Parmentier. Jaargang 14
(2005)– [tijdschrift] Parmentier– Auteursrechtelijk beschermd
[pagina 85]
| ||||||||
Jos Joosten
| ||||||||
[pagina 86]
| ||||||||
J.J. Oversteegen is een van de merlinisten die, in zijn beroemde lange essay ‘Analyse en oordeel’ uit 1965, expliciet de link legt tussen kwaliteit en coherentie. Uiteraard zegt hij niet simpelweg: alleen een samenhangend werk is een goed en interessant werk. Niettemin kost het niet veel moeite deze aanname terug te zien bij hem. We lezen: ‘Het waarde-oordeel en de structurele analyse zijn onverbrekelijk verbonden’. Vanzelfsprekend wordt dit op zich wat eendimensionale standpunt, dat bovendien tamelijk terloops opduikt, in het geheel van de tekst genuanceerd opgediend. Dat past sowieso beter bij de dialectische denktrant van dit essay, dat gekenmerkt wordt door Oversteegens wonderlijk aantrekkelijke mix van stilistische scherpte en een kristalheldere redeneertrant, gemengd met de nodige apodictische, doxale bravoure.

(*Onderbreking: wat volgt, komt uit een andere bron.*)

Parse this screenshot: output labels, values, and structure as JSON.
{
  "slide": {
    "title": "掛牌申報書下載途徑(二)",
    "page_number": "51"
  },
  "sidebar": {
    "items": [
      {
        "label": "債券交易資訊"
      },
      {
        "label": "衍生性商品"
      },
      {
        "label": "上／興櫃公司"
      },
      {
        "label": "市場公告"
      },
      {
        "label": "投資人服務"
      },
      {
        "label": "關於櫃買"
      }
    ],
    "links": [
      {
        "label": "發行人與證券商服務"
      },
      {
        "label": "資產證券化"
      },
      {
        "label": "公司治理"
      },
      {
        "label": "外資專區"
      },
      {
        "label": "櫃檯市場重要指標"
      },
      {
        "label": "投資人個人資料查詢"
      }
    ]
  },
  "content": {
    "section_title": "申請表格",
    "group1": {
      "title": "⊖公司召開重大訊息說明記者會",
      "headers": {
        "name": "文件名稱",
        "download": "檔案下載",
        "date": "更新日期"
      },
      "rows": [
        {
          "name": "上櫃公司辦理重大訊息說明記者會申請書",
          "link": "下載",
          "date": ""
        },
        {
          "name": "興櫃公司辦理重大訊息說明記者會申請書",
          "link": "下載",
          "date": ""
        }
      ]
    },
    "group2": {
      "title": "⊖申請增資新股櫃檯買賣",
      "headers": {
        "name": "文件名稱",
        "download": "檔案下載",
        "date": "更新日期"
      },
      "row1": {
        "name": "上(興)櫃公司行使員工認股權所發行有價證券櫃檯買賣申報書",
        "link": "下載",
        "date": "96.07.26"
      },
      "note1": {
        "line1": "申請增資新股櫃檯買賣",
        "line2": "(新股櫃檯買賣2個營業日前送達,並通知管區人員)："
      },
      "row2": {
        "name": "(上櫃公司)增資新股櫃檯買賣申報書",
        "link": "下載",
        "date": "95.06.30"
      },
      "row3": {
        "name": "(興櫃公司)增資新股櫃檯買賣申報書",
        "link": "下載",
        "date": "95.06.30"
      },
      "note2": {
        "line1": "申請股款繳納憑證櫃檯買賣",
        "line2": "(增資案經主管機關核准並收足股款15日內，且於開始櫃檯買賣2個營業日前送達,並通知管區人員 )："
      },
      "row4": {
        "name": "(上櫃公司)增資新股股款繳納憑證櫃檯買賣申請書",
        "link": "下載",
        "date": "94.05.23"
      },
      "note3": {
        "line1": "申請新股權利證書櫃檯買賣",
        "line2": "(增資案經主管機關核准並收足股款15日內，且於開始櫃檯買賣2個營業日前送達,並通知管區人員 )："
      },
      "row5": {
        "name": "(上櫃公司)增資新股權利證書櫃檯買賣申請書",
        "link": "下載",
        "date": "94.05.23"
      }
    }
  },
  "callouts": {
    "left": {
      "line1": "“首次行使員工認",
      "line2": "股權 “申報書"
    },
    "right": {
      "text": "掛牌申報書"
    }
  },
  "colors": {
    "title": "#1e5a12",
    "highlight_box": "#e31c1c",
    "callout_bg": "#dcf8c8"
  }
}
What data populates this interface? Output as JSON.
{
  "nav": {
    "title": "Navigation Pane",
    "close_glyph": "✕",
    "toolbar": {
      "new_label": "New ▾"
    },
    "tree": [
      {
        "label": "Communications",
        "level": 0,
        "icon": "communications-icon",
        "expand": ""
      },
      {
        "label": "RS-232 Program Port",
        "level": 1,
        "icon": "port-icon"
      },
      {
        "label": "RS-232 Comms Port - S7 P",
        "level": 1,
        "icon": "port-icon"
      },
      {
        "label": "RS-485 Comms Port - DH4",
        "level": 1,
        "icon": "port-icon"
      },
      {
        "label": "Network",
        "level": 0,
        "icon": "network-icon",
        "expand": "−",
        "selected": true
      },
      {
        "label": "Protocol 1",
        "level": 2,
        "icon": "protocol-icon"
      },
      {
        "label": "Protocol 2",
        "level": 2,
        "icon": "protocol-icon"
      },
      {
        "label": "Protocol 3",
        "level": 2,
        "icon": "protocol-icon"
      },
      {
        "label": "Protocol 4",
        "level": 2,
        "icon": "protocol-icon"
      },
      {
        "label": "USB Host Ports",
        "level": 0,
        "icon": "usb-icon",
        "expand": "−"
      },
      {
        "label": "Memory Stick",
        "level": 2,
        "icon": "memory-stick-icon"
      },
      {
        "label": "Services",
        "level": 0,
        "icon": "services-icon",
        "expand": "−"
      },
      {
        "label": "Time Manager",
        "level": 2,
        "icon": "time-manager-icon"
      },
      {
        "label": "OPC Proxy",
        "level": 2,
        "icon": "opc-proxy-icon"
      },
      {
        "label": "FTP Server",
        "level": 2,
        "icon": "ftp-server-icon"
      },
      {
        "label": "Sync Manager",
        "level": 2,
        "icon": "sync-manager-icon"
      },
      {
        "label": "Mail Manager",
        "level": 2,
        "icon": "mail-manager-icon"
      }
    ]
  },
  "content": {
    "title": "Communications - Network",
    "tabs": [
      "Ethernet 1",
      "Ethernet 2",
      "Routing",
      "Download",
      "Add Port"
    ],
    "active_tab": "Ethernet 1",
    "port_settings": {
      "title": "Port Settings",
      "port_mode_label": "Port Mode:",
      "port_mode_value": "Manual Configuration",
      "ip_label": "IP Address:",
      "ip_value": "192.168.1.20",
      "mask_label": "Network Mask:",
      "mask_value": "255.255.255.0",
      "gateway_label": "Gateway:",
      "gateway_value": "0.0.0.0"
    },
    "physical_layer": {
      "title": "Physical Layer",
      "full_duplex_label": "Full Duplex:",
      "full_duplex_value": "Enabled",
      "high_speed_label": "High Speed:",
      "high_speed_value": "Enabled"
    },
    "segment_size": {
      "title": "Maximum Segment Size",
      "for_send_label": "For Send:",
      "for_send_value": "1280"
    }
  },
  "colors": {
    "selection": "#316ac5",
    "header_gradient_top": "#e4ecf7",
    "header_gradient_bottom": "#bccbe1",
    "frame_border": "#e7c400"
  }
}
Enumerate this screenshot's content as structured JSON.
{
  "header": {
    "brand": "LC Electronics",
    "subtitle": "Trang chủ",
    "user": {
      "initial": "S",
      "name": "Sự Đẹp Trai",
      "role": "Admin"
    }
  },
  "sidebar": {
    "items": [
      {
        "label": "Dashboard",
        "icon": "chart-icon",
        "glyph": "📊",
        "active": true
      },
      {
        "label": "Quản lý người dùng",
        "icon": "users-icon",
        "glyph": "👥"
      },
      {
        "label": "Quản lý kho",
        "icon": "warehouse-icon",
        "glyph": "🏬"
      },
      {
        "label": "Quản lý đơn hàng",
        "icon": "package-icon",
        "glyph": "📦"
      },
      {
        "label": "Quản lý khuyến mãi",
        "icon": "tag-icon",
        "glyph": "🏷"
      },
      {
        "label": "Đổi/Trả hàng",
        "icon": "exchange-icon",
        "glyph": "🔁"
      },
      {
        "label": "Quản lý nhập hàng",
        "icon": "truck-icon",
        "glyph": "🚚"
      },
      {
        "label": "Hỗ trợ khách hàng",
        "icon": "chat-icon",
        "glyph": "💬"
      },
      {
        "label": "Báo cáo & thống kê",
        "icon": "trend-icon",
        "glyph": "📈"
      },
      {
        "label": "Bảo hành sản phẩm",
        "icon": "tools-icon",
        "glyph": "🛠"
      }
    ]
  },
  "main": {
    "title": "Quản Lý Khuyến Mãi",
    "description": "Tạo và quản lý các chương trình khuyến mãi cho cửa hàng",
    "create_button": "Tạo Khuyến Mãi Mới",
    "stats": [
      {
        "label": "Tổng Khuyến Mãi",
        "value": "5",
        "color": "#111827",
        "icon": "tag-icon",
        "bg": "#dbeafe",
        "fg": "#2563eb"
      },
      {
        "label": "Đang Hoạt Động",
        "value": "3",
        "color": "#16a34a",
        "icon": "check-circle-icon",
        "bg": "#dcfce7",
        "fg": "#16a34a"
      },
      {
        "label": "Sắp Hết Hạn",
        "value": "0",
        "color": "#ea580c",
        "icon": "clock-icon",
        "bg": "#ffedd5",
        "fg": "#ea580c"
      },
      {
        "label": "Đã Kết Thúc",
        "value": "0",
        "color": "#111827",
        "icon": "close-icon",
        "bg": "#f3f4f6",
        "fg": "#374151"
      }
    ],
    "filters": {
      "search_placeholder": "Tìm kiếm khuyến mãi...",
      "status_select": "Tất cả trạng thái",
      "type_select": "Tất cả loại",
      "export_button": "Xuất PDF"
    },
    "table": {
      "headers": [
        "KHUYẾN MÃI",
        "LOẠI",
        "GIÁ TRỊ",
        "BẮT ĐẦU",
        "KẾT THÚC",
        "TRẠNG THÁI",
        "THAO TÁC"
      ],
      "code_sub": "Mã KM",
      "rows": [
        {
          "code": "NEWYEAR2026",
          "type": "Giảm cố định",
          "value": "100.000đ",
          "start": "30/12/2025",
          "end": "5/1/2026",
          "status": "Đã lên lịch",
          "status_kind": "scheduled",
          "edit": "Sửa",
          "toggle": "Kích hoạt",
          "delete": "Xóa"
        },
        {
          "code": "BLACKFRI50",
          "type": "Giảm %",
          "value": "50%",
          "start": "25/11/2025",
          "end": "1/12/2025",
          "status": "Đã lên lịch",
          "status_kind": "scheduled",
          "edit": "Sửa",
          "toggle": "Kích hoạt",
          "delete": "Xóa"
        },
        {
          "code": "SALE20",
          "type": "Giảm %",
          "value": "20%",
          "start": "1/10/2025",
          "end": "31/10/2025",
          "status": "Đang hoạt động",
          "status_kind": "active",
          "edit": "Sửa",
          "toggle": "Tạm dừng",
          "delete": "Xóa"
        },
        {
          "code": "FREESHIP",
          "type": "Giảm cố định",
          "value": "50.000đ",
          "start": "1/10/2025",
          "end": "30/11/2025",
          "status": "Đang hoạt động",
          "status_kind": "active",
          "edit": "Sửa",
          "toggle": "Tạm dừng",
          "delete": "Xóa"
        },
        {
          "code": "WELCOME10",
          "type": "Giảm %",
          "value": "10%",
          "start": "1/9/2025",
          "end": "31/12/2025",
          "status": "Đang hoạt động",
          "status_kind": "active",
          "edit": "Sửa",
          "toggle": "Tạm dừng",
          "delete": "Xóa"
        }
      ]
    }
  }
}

In hetzelfde tijdschrift merkte zijn mederedacteur Jessurun d'Oliveira al op, in een programmatische bijdrage: ‘De mate van coherentie kan (...) de grondslag vormen voor het oordeel over de kwaliteit van een gedicht’. En zoals de zaak nu voorgesteld wordt, heeft zij ook een logische keerzijde: incoherentie en/of chaos biedt geen mogelijkheid tot interpretatie.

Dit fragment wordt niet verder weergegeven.